Connection between PTH and CKD

• The relationship between parathyroid hormone (PTH) and chronic kidney disease (CKD) is complex, with PTH playing a crucial role in the development of secondary hyperparathyroidism (SHP) in CKD patients 3, 4, 5, 6, 7.
• Defects in vitamin D activation in the kidneys due to CKD lead to hypocalcemia and hyperphosphatemia, resulting in a compensatory increase in PTH production and causing SHP 3.
• Elevated PTH levels are associated with increased risks of bone deformities, vascular calcification, cardiovascular events, and mortality in CKD patients 4, 5, 6, 7.
• Current therapeutic strategies for SHP in CKD patients include phosphate binders, vitamin D receptor activators, calcimimetics, and parathyroidectomy, with ongoing research focused on developing new drugs to overcome the limitations of current treatments 6, 7.

Pathophysiology of PTH in CKD

• The pathophysiology of PTH in CKD involves alterations in calcium, phosphorus, and vitamin D metabolism, leading to increased PTH synthesis and secretion 3, 5.
• The activation of vitamin D in the kidneys is impaired in CKD, leading to a decrease in active vitamin D levels and an increase in PTH production 3, 4.
• The consequences of uncontrolled SHP in CKD patients include soft-tissue and vascular calcification, cardiovascular disease, and calcific uremic arteriolopathy (CUA) 5.

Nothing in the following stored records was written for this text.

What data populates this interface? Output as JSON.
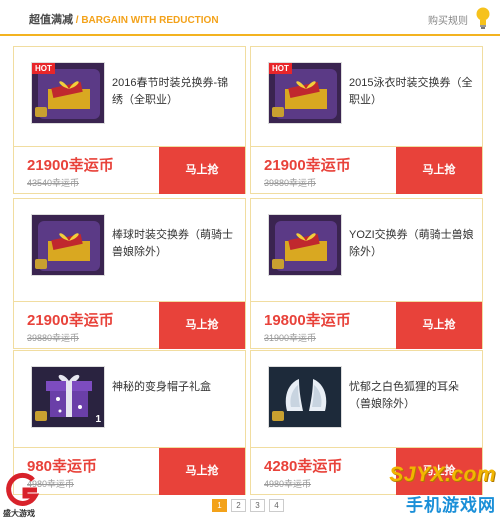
{
  "header": {
    "title": "超值满减",
    "subtitle": " / BARGAIN WITH REDUCTION",
    "rules_link": "购买规则"
  },
  "products": [
    {
      "name": "2016春节时装兑换券-锦绣（全职业）",
      "price": "21900幸运币",
      "old_price": "43540幸运币",
      "buy": "马上抢",
      "hot": "HOT",
      "icon": "coupon-box-icon"
    },
    {
      "name": "2015泳衣时装交换券（全职业）",
      "price": "21900幸运币",
      "old_price": "39880幸运币",
      "buy": "马上抢",
      "hot": "HOT",
      "icon": "coupon-box-icon"
    },
    {
      "name": "棒球时装交换券（萌骑士兽娘除外）",
      "price": "21900幸运币",
      "old_price": "39880幸运币",
      "buy": "马上抢",
      "icon": "coupon-box-icon"
    },
    {
      "name": "YOZI交换券（萌骑士兽娘除外）",
      "price": "19800幸运币",
      "old_price": "31900幸运币",
      "buy": "马上抢",
      "icon": "coupon-box-icon"
    },
    {
      "name": "神秘的变身帽子礼盒",
      "price": "980幸运币",
      "old_price": "4980幸运币",
      "buy": "马上抢",
      "qty": "1",
      "icon": "gift-box-icon"
    },
    {
      "name": "忧郁之白色狐狸的耳朵（兽娘除外）",
      "price": "4280幸运币",
      "old_price": "4980幸运币",
      "buy": "马上抢",
      "icon": "fox-ears-icon"
    }
  ],
  "pagination": [
    "1",
    "2",
    "3",
    "4"
  ],
  "watermark": {
    "left_text": "盛大游戏",
    "site": "SJYX.com",
    "slogan": "手机游戏网"
  },
  "colors": {
    "accent": "#f3a21a",
    "price_red": "#e8423a",
    "card_border": "#f1dda0"
  }
}
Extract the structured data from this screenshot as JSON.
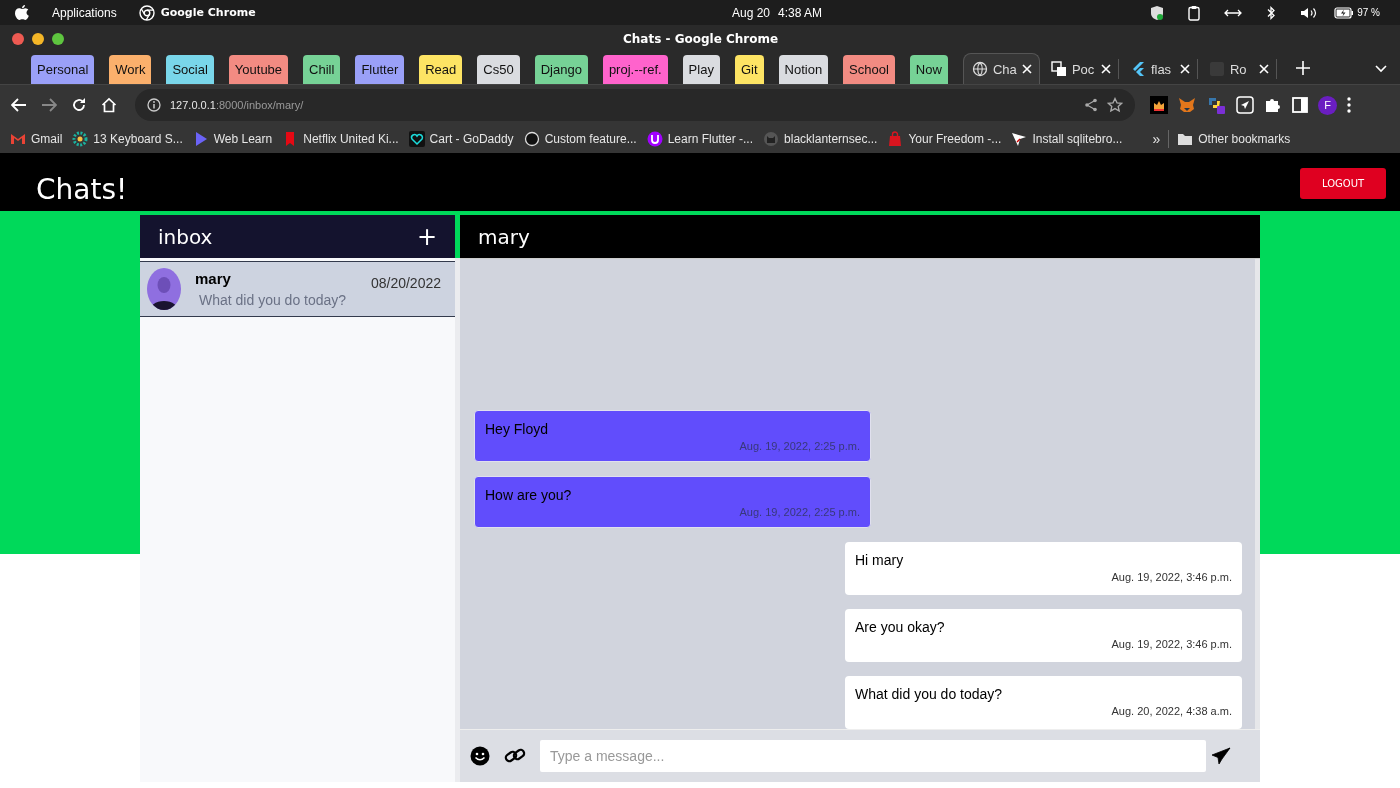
{
  "menu_bar": {
    "app_menu": "Applications",
    "active_app": "Google Chrome",
    "date": "Aug 20",
    "time": "4:38 AM",
    "battery": "97 %"
  },
  "window": {
    "title": "Chats - Google Chrome"
  },
  "tab_groups": [
    {
      "label": "Personal",
      "color": "#9aa0f8"
    },
    {
      "label": "Work",
      "color": "#fbb06c"
    },
    {
      "label": "Social",
      "color": "#79d6ea"
    },
    {
      "label": "Youtube",
      "color": "#f28b82"
    },
    {
      "label": "Chill",
      "color": "#76d296"
    },
    {
      "label": "Flutter",
      "color": "#9aa0f8"
    },
    {
      "label": "Read",
      "color": "#fde464"
    },
    {
      "label": "Cs50",
      "color": "#dadce0"
    },
    {
      "label": "Django",
      "color": "#76d296"
    },
    {
      "label": "proj.--ref.",
      "color": "#ff63cc"
    },
    {
      "label": "Play",
      "color": "#dadce0"
    },
    {
      "label": "Git",
      "color": "#fde464"
    },
    {
      "label": "Notion",
      "color": "#dadce0"
    },
    {
      "label": "School",
      "color": "#f28b82"
    },
    {
      "label": "Now",
      "color": "#76d296"
    }
  ],
  "tabs": [
    {
      "label": "Cha",
      "selected": true
    },
    {
      "label": "Poc",
      "selected": false
    },
    {
      "label": "flas",
      "selected": false
    },
    {
      "label": "Ro",
      "selected": false
    }
  ],
  "address_bar": {
    "host": "127.0.0.1",
    "path": ":8000/inbox/mary/"
  },
  "profile": {
    "initial": "F"
  },
  "bookmarks": [
    "Gmail",
    "13 Keyboard S...",
    "Web Learn",
    "Netflix United Ki...",
    "Cart - GoDaddy",
    "Custom feature...",
    "Learn Flutter -...",
    "blacklanternsec...",
    "Your Freedom -...",
    "Install sqlitebro..."
  ],
  "more_bookmarks": "»",
  "other_bookmarks": "Other bookmarks",
  "app": {
    "brand": "Chats!",
    "logout": "LOGOUT",
    "inbox": {
      "title": "inbox",
      "add": "+",
      "conversations": [
        {
          "name": "mary",
          "preview": "What did you do today?",
          "date": "08/20/2022",
          "selected": true
        }
      ]
    },
    "chat": {
      "title": "mary",
      "messages": [
        {
          "text": "Hey Floyd",
          "time": "Aug. 19, 2022, 2:25 p.m.",
          "kind": "received"
        },
        {
          "text": "How are you?",
          "time": "Aug. 19, 2022, 2:25 p.m.",
          "kind": "received"
        },
        {
          "text": "Hi mary",
          "time": "Aug. 19, 2022, 3:46 p.m.",
          "kind": "sent"
        },
        {
          "text": "Are you okay?",
          "time": "Aug. 19, 2022, 3:46 p.m.",
          "kind": "sent"
        },
        {
          "text": "What did you do today?",
          "time": "Aug. 20, 2022, 4:38 a.m.",
          "kind": "sent"
        }
      ],
      "composer": {
        "placeholder": "Type a message..."
      }
    }
  }
}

Treatment Options for SHP in CKD

• Treatment options for SHP in CKD patients include medical interventions such as vitamin D analogs, calcium receptor blockers, and parathyroidectomy 3, 6.
• Phosphate binders, vitamin D receptor activators, and calcimimetics are also used as first-line treatments for SHP in CKD patients 6.
• Invasive options like parathyroidectomy (PTX) and thermal ablation are considered when medical treatments fail, with PTX effectively reducing symptoms and improving radiological outcomes 6.